Dragonfly Music
Dragonfly

Home

Matt Seattle

Border Pipes for Weddings

Performance

Publications

Repertoire

Sheet Music

Gallery

E-mail

Bullrushes
 


Repertoire

Border pipes have been enthusiastically taken up by many leading Highland pipers as a quieter and more group-friendly alternative to Highland pipes. Many of these players make great music, but they are not, and do not claim to be, Border pipers. Matt's concern is with the repertoire and style - past, present and future - that are specific to the Border pipes and their culture. More than any other piper today, he has given his attention to researching and developing the Border repertoire, a task which he presently sees as having five aspects.

1 - Tradition

Seeking, identifying and disseminating the traditional Border repertoire. Inspired by the vision and pioneering work of Gordon Mooney, Matt sought out more Border pipe music and in 1995 was rewarded with the rediscovery of the William Dixon tune book of 1733. Made in Northumberland or possibly Newcastle, this is an accurate record of a cross-border repertoire at a time when the tradition was at its peak. The music was published as The Master Piper in 1995 with a new edition in 2002.

2 - Composition

Matt's best known pipe tune is Lindisfarne, composed in 1990 before he took up the pipes. It has been recorded by Matt, by Gordon Mooney and by Kathryn Tickell. The KT recording on which Kathryn played fiddle and Matt played pipes was used in 1999 for a TV commercial for McDonald's featuring Newcastle United's Alan Shearer.

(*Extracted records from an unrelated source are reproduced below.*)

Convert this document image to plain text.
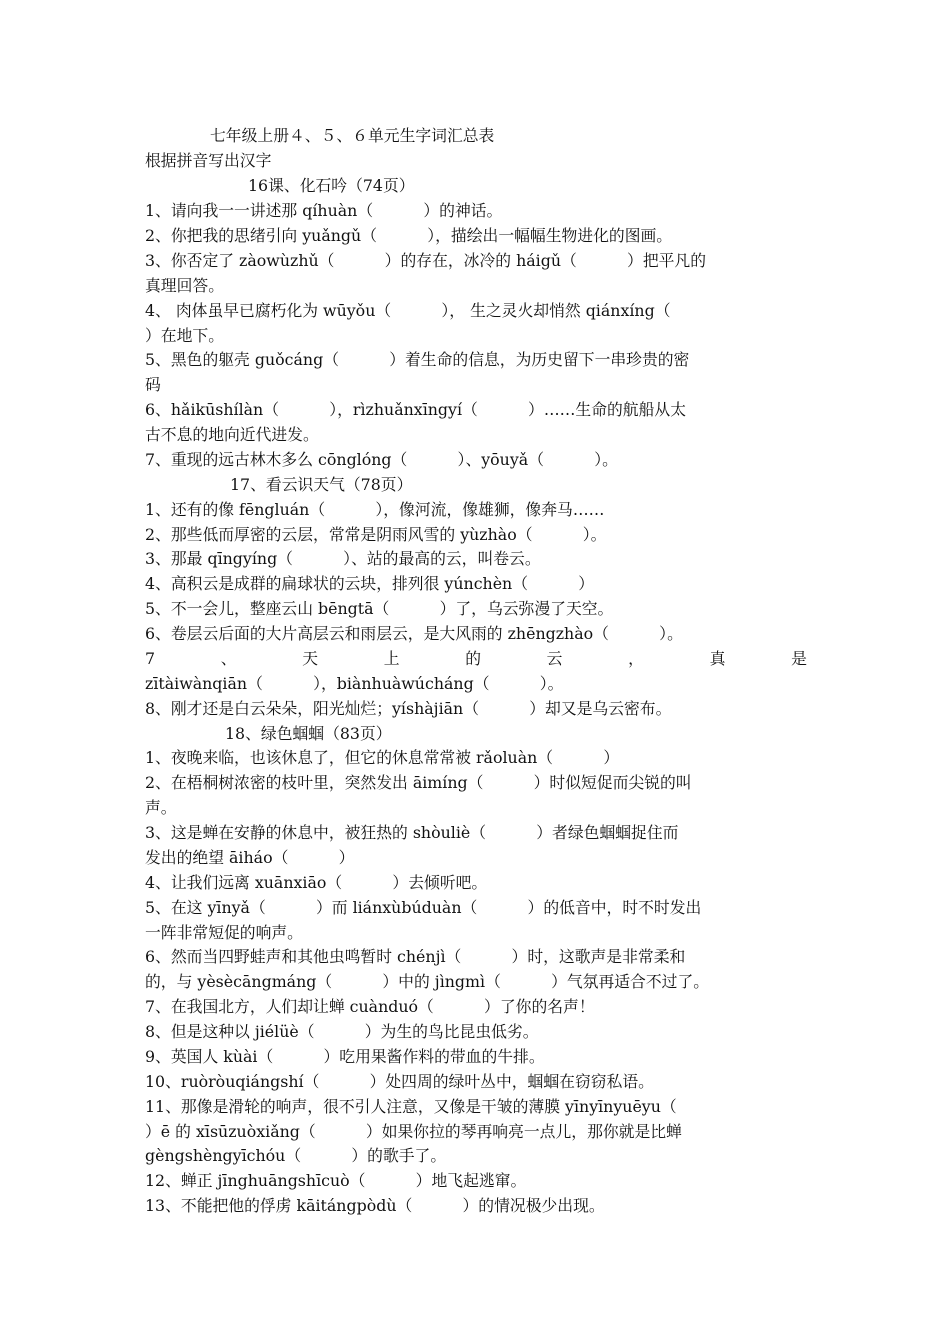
七年级上册４、５、６单元生字词汇总表
根据拼音写出汉字
16课、化石吟（74页）
1、请向我一一讲述那 qíhuàn（          ）的神话。
2、你把我的思绪引向 yuǎngǔ（          ），描绘出一幅幅生物进化的图画。
3、你否定了 zàowùzhǔ（          ）的存在，冰冷的 háigǔ（          ）把平凡的
真理回答。
4、 肉体虽早已腐朽化为 wūyǒu（          ）， 生之灵火却悄然 qiánxíng（
）在地下。
5、黑色的躯壳 guǒcáng（          ）着生命的信息，为历史留下一串珍贵的密
码
6、hǎikūshílàn（          ），rìzhuǎnxīngyí（          ）……生命的航船从太
古不息的地向近代进发。
7、重现的远古林木多么 cōnglóng（          ）、yōuyǎ（          ）。
17、看云识天气（78页）
1、还有的像 fēngluán（          ），像河流，像雄狮，像奔马……
2、那些低而厚密的云层，常常是阴雨风雪的 yùzhào（          ）。
3、那最 qīngyíng（          ）、站的最高的云，叫卷云。
4、高积云是成群的扁球状的云块，排列很 yúnchèn（          ）
5、不一会儿，整座云山 bēngtā（          ）了，乌云弥漫了天空。
6、卷层云后面的大片高层云和雨层云，是大风雨的 zhēngzhào（          ）。
7	、	天	上	的	云	，	真	是
zītàiwànqiān（          ），biànhuàwúcháng（          ）。
8、刚才还是白云朵朵，阳光灿烂；yíshàjiān（          ）却又是乌云密布。
18、绿色蝈蝈（83页）
1、夜晚来临，也该休息了，但它的休息常常被 rǎoluàn（          ）
2、在梧桐树浓密的枝叶里，突然发出 āimíng（          ）时似短促而尖锐的叫
声。
3、这是蝉在安静的休息中，被狂热的 shòuliè（          ）者绿色蝈蝈捉住而
发出的绝望 āiháo（          ）
4、让我们远离 xuānxiāo（          ）去倾听吧。
5、在这 yīnyǎ（          ）而 liánxùbúduàn（          ）的低音中，时不时发出
一阵非常短促的响声。
6、然而当四野蛙声和其他虫鸣暂时 chénjì（          ）时，这歌声是非常柔和
的，与 yèsècāngmáng（          ）中的 jìngmì（          ）气氛再适合不过了。
7、在我国北方，人们却让蝉 cuànduó（          ）了你的名声！
8、但是这种以 jiélüè（          ）为生的鸟比昆虫低劣。
9、英国人 kùài（          ）吃用果酱作料的带血的牛排。
10、ruòròuqiángshí（          ）处四周的绿叶丛中，蝈蝈在窃窃私语。
11、那像是滑轮的响声，很不引人注意，又像是干皱的薄膜 yīnyīnyuēyu（
）ē 的 xīsūzuòxiǎng（          ）如果你拉的琴再响亮一点儿，那你就是比蝉
gèngshèngyīchóu（          ）的歌手了。
12、蝉正 jīnghuāngshīcuò（          ）地飞起逃窜。
13、不能把他的俘虏 kāitángpòdù（          ）的情况极少出现。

Matt has composed many more pipe and fiddle tunes, eight featuring on the Border Seasons CD and five on the Border Directors CD. In addition he did nine of the twelve string arrangements on Border Seasons.

Other musicians who have recorded Matt's compositions include fiddler Pete Clark, lutenist Rob MacKillop, The Blackford Fiddle Group (Scotland), piper Jim McGillivray (Canada), and Nomos (Ireland).

3 - Arrangement

Matt's researches have made him very aware that traditional pipe tunes are not fixed entities, but evolve under the hands of different players in different places at different times, each putting their own stamp on the music and forming part of a chain across time and space.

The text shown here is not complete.